Elective caesarean section (CS) is the safest means of delivering the litter in bitches in specific situations. Timeously performing elective pre-parturient CSs at a fixed time would be convenient and prevent emergency CSs and foetal demise. This review proposes a method of performing elective pre-parturient CSs which is safe for both the bitch and puppies. Brachycephaly, small litters and large litters, preceding litter delivered by CS and trial of labour after a preceding CS are identified as factors increasing the need for CS whereas emergency CS is identified as factor increasing foetal demise. The first day of cytological dioestrus more precisely predicts the day of onset of spontaneous parturition than the first day of the LH surge or the dates during oestrus on which progesterone (P4) first exceeds 6 nM or 16 nM. Foetal biparietal diameter at the time of onset of spontaneous parturition varies too much to accurately predict readiness for CS. During the last few days of gestation, P4 with cut-off concentrations at 15.8, 8.7 and 3.18 nM, but not plasma cortisol concentrations, hold promise as predictors of onset of parturition and when to perform pre-parturient CSs. A protocol associating medetomidine hydrochloride as premedicant with propofol as induction agent and sevoflurane as maintenance is safe for scheduled CS and yields good maternal and puppy survival rates at delivery, 2 hr and 7 days after CSs. Clinicians have to pay attention to the haematocrit of bitches at the time of cervical dilatation which is at the lower end of the normal reference ranges for non-pregnant dogs and to the decline in haematocrit during CS (as a proxy for blood loss) which is approximately 7% for both parturient (open cervix) and pre-parturient (closed cervix) CSs. Pre-parturient CSs can be scheduled and performed 57 days after onset of cytological dioestrus with puppy survival rates of 99%. Collectively, these studies provide a protocol to safely perform elective CSs in a large proportion of the obstetric population at a convenient time of the day but more research is required with larger numbers to establish whether this practice is routinely safe and safe in all breeds.

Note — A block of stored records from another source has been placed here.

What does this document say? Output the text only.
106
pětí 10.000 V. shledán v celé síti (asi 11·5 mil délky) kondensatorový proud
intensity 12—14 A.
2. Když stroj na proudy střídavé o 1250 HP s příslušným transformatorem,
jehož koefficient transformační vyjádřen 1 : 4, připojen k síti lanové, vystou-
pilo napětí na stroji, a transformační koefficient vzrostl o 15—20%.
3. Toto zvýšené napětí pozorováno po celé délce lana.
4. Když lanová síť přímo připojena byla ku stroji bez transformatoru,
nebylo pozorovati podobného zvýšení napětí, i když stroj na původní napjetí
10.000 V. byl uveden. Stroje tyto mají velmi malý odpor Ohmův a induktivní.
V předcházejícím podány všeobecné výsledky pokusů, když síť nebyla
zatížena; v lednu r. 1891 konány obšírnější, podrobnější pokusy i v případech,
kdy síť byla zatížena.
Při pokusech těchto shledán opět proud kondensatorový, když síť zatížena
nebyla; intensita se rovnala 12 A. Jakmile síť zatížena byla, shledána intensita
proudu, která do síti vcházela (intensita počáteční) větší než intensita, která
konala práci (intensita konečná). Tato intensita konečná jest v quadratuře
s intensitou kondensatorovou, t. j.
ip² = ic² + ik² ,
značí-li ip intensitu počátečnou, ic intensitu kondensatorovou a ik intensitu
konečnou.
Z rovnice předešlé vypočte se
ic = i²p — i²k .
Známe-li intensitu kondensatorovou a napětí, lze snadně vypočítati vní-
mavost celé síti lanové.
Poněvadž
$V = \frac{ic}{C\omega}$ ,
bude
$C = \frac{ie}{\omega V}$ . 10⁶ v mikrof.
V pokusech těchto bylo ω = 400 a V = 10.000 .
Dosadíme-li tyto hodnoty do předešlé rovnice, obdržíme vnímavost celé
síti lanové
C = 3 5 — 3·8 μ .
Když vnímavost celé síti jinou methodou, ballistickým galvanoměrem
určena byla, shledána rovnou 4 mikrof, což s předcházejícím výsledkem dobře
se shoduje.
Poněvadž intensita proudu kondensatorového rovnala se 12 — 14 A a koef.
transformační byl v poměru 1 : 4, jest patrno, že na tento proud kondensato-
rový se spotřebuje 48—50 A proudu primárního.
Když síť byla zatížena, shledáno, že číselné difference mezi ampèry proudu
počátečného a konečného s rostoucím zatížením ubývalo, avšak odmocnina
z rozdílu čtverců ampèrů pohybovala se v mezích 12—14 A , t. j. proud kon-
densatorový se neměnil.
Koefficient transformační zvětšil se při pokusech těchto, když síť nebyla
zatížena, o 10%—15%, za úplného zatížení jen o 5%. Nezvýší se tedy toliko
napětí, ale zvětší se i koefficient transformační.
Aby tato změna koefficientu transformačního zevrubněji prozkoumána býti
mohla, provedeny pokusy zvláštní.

择期剖宫产(CS)是在特定情况下为犬只分娩的最安全方式。在固定时间及时进行择期产前 CS 将方便且可预防紧急 CS 和胎儿死亡。本综述提出了一种对母犬和幼犬均安全的择期产前 CS 方法。短头型、小胎数和大胎数、之前通过 CS 分娩的胎数以及之前 CS 后试产被确定为增加 CS 需求的因素,而紧急 CS 被确定为增加胎儿死亡的因素。细胞学发情期的第一天比 LH 峰的第一天或发情期间孕酮(P4)首次超过 6 nM 或 16 nM 的日期更准确地预测自发分娩的开始日期。自发分娩开始时的胎儿双顶骨直径变化太大,无法准确预测 CS 的准备情况。在妊娠的最后几天,P4 的截止浓度为 15.8、8.7 和 3.18 nM,但血浆皮质醇浓度除外,有望成为预测分娩开始和进行产前 CS 的指标。将盐酸右美托咪定作为术前用药与丙泊酚作为诱导剂和七氟醚作为维持剂联合使用的方案用于计划 CS 是安全的,并且在 CS 后 2 小时和 7 天,母犬和幼犬的存活率均较高。临床医生必须注意在宫颈扩张时母犬的红细胞压积,此时处于未怀孕犬的正常参考范围的低端,以及在 CS 期间红细胞压积下降(作为失血的替代指标),无论是分娩(宫颈张开)还是产前(宫颈闭合)CS,下降约 7%。可以在细胞学发情期开始后 57 天安排并进行产前 CS,幼犬存活率为 99%。总的来说,这些研究提供了一种在一天中的方便时间安全地对大部分产科人群进行择期 CS 的方案,但需要更多的研究来确定这种做法是否在更大数量的犬种中常规安全。